As revealed by Pulse, private insurance providers are already signing deals with GP federations to cover indemnity fees at discount group rates, but the GPC has expressed that its preference is for GPs to remain in their defence schemes with the subs reimbursed ‘rather than a hybrid system of cover which could potentially leave the GP vulnerable in the event of a claim’.
The Forward View also reiterated the Government’s plan to consult on whether it could bring in a cap on costs that claimaint lawyers can recover from clinical negligence claims.

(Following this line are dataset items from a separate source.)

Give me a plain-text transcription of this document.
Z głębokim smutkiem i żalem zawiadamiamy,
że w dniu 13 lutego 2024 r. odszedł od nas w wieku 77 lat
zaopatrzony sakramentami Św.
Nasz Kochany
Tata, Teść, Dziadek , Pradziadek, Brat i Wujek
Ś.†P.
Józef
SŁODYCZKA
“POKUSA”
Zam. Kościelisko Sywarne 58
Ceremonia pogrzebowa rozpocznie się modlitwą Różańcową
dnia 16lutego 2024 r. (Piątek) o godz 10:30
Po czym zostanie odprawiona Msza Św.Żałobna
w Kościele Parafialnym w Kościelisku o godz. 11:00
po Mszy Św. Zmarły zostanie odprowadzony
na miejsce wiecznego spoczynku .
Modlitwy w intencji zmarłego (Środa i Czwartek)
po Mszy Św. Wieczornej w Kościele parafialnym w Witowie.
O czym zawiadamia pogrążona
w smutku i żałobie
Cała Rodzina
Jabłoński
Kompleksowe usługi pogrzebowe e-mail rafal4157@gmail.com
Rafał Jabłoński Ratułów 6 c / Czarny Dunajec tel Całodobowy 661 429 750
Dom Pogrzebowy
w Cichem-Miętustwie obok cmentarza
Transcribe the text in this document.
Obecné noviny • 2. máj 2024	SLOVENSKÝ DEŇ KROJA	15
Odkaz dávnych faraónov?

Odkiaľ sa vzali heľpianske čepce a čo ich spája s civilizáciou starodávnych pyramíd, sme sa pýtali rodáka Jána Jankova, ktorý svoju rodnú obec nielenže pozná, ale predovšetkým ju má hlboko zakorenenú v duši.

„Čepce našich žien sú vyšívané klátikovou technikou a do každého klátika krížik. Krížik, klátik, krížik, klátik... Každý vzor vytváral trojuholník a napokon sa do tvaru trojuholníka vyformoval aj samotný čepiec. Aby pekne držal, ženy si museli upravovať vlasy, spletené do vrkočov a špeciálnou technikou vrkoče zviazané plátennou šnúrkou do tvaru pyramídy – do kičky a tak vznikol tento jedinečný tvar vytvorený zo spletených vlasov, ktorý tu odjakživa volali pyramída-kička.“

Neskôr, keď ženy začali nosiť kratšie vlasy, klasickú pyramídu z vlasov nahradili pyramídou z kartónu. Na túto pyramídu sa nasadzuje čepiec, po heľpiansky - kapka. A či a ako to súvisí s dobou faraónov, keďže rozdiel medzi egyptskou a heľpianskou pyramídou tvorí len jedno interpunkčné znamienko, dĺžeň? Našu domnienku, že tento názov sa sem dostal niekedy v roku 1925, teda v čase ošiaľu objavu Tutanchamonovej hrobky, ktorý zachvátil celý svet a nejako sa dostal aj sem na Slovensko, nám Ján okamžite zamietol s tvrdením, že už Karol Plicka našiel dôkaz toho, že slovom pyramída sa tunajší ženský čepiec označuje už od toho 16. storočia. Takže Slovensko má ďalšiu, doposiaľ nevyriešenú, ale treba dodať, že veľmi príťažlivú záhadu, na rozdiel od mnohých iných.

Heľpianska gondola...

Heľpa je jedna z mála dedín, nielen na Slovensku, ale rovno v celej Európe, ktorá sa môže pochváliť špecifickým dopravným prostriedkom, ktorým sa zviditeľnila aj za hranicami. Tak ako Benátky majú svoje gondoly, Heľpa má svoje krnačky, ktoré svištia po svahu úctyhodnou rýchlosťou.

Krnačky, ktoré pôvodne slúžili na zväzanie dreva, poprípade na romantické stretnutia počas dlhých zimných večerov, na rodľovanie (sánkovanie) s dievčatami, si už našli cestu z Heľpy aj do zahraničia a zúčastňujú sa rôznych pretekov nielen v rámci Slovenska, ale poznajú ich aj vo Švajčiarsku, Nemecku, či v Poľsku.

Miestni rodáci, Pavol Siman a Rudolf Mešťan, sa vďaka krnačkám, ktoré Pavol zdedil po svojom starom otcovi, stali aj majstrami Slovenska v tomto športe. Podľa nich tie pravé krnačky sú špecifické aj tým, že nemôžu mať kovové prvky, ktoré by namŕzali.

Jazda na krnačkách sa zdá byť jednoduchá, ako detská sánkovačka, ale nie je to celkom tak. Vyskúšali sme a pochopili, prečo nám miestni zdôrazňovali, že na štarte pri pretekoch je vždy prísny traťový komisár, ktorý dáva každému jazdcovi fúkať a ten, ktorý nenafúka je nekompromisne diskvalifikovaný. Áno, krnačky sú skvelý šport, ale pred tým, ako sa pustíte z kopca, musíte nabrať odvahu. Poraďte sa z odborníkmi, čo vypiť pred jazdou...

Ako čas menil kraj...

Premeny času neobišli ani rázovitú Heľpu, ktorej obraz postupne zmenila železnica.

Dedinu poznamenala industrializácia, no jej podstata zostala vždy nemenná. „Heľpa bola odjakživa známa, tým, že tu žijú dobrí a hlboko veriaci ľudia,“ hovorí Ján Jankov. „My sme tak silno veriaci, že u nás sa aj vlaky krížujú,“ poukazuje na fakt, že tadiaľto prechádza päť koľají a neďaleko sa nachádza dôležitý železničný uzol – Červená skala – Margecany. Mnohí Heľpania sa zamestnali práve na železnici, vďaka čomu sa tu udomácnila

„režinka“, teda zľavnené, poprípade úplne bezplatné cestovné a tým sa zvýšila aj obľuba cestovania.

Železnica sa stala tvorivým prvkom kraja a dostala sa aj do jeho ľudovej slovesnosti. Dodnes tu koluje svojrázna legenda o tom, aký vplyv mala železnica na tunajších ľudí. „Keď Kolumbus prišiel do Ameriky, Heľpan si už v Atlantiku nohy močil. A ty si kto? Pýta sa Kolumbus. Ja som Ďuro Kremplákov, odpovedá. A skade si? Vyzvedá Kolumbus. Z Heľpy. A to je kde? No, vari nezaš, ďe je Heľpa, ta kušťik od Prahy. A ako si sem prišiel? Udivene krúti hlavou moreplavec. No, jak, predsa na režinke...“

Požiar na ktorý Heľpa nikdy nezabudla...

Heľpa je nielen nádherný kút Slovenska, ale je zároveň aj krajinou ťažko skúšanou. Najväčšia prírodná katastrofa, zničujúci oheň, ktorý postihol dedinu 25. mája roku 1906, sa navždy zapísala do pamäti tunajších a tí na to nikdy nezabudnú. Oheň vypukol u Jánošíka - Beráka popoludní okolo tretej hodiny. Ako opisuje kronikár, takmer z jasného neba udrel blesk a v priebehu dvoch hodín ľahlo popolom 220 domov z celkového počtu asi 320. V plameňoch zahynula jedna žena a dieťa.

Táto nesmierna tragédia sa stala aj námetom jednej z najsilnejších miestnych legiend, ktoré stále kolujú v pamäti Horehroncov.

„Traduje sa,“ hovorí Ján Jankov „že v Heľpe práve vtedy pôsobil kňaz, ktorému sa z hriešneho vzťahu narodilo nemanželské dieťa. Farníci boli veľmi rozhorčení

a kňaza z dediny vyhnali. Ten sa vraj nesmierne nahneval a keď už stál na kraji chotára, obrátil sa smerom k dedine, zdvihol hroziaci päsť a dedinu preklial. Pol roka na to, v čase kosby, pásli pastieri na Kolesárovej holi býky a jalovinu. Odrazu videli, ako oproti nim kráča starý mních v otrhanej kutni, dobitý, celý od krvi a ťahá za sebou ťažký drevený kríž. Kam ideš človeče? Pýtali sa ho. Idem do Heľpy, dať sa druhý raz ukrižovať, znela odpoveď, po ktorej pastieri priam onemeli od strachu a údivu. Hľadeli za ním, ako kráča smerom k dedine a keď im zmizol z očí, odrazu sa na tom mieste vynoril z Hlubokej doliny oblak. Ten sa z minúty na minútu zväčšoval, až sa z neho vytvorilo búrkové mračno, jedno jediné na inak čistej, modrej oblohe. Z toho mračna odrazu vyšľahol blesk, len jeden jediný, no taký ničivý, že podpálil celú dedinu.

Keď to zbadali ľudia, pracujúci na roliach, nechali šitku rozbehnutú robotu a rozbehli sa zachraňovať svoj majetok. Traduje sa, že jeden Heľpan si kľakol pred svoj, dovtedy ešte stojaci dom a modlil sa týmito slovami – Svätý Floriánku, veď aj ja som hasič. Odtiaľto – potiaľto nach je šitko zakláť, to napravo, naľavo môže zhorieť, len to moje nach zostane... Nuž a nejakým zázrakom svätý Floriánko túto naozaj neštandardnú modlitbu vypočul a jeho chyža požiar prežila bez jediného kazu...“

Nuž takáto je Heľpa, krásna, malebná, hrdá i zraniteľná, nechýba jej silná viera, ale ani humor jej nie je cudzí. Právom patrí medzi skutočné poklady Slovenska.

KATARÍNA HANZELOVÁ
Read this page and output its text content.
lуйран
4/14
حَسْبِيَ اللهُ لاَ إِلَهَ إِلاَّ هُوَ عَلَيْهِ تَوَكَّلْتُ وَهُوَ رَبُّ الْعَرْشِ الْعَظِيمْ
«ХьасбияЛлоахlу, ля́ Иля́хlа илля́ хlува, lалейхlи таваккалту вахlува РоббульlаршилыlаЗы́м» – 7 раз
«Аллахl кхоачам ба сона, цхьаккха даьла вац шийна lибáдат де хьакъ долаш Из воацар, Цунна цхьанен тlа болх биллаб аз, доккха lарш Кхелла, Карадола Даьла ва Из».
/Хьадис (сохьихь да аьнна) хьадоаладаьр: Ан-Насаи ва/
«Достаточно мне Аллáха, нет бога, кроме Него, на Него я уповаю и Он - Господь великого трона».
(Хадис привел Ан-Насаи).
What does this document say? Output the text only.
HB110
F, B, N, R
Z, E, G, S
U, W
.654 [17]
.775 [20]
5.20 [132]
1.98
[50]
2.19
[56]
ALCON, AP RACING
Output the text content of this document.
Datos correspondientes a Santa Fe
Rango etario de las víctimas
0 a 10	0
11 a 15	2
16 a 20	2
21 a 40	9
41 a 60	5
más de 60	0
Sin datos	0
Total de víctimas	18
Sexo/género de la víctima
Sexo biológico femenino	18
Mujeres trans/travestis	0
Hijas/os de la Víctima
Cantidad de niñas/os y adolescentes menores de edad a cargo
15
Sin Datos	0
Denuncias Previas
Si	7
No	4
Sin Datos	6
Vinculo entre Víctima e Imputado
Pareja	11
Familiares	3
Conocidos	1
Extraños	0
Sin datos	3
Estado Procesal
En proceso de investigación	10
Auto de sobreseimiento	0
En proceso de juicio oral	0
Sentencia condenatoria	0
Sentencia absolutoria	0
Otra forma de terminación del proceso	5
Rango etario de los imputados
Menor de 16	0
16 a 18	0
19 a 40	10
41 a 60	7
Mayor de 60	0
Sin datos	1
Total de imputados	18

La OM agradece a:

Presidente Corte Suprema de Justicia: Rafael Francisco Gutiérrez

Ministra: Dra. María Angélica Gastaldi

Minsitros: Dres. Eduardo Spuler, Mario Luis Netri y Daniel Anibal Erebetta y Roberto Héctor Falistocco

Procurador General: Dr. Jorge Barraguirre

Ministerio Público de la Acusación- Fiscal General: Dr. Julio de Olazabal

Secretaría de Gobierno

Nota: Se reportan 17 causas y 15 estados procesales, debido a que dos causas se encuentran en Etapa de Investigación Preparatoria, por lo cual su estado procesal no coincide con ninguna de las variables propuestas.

Addressing calls for Crown indemnity, NHS England said it did ‘not believe’ that this was actually ‘the intent of the profession’, as this would ‘mean it is not possible to sue for damages and that the small minority of patients who had suffered harm as a result of clinical negligence would not have recourse to any financial compensation’.
It said: ’Rather, we believe that the shared aim of those working in the NHS is to bring down the overall costs associated with negligence claims in an appropriate fashion…’
Having also highlighted NHS England’s £2m winter scheme to cover the cost of indemnity for extra out-of-hours shifts, which has led to tens of thousands more shifts being booked, the Forward View concludes: ’Taken together, this represents a significant programme of work to reform indemnity in general practice, addressing some short-term pressures whilst looking to bring down the overall costs to the system.’
A recent Pulse survey, of more than 900 GPs, showed that GPs paid an extra 26% more on average in indemnity fees last year, although the figure could be higher as many said they had cut shifts in response.